U.S. Supreme Court Chief Justice John G. Roberts Jr.

A federal judge appointed by President Bill Clinton is criticizing the U.S. Supreme Court’s conservative majority for “undermining American democracy” by weakening the Voting Rights Act, failing to rein in partisan gerrymandering, and increasing the economic and political power of corporations.

U.S. District Judge Lynn Adelman of Milwaukee airs his dissatisfaction in an upcoming article for the Harvard Law & Policy Review that is raising eyebrows and eliciting astonishment.

The review is published by the American Constitution Society for Law and Policy, a liberal organization. The Washington Post and Law360 have coverage.

“This screed could have come from a Bernie stump speech,” wrote Josh Blackman, a professor at the South Texas College of Law in Houston for the Volokh Conspiracy. “It has no place in a publication by a federal judge.”

Adelman doesn’t spare U.S. Supreme Court Chief Justice John G. Roberts Jr. in his article, which begins:

“By now, it is a truism that Chief Justice John Roberts’ statement to the Senate Judiciary Committee that a Supreme Court justice’s role is the passive one of a neutral baseball ‘umpire who [merely] calls the balls and strikes’ was a masterpiece of disingenuousness. …

“This is so because the Roberts Court has been anything but passive. Rather, the court’s hard right majority is actively participating in undermining American democracy. Indeed, the Roberts Court has contributed to ensuring that the political system in the United States pays little attention to ordinary Americans and responds only to the wishes of a relatively small number of powerful corporations and individuals.”

Adelman also criticized Republicans for failing to act on President Barack Obama’s nomination of Merrick Garland to the U.S. Supreme Court.

“The zealous partisanship the Republicans displayed in connection with the Garland nomination, as well as judicial appointments generally, reminds one of nothing so much as the ‘fireaters,’ those fervent defenders of slavery who pushed the South into the Civil War,” Adelman wrote.

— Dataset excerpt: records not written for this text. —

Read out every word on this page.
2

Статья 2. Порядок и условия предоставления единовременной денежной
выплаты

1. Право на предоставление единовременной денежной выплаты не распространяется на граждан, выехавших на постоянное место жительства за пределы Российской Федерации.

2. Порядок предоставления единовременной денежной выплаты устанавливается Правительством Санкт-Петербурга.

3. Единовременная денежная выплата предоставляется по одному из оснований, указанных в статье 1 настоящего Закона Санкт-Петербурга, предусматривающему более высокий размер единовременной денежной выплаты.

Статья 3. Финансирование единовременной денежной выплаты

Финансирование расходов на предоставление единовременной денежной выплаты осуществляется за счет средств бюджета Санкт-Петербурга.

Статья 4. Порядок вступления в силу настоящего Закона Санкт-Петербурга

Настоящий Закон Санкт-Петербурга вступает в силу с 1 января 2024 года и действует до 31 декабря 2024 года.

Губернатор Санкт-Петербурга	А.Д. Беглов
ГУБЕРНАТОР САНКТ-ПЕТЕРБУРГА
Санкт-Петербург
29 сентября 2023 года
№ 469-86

The article is winning praise from two Slate columnists. They say any liberal judges who display passion are deemed to be showing bias, while conservative federal judges have felt free to complain about the evils of “big government” and rant about Planned Parenthood.

“Lawyers on the left are supposed to accept that conservative judges call balls and strikes no matter what, while liberal judges engage in activism if they try to protect minorities, women and the poor,” the columnists wrote in a Slate article.

Adelman stood by his article when he spoke with the Washington Post. “I think it’s totally appropriate to criticize the court when there’s a basis for it,” he said. “Judges are encouraged to comment on the law because we have a particular interest, knowledge and familiarity.”

Adelman told the Washington Post that he wasn’t attacking the court. Instead, he said, he was providing an explanation of what it was doing. “People can disagree with that explanation,” he said.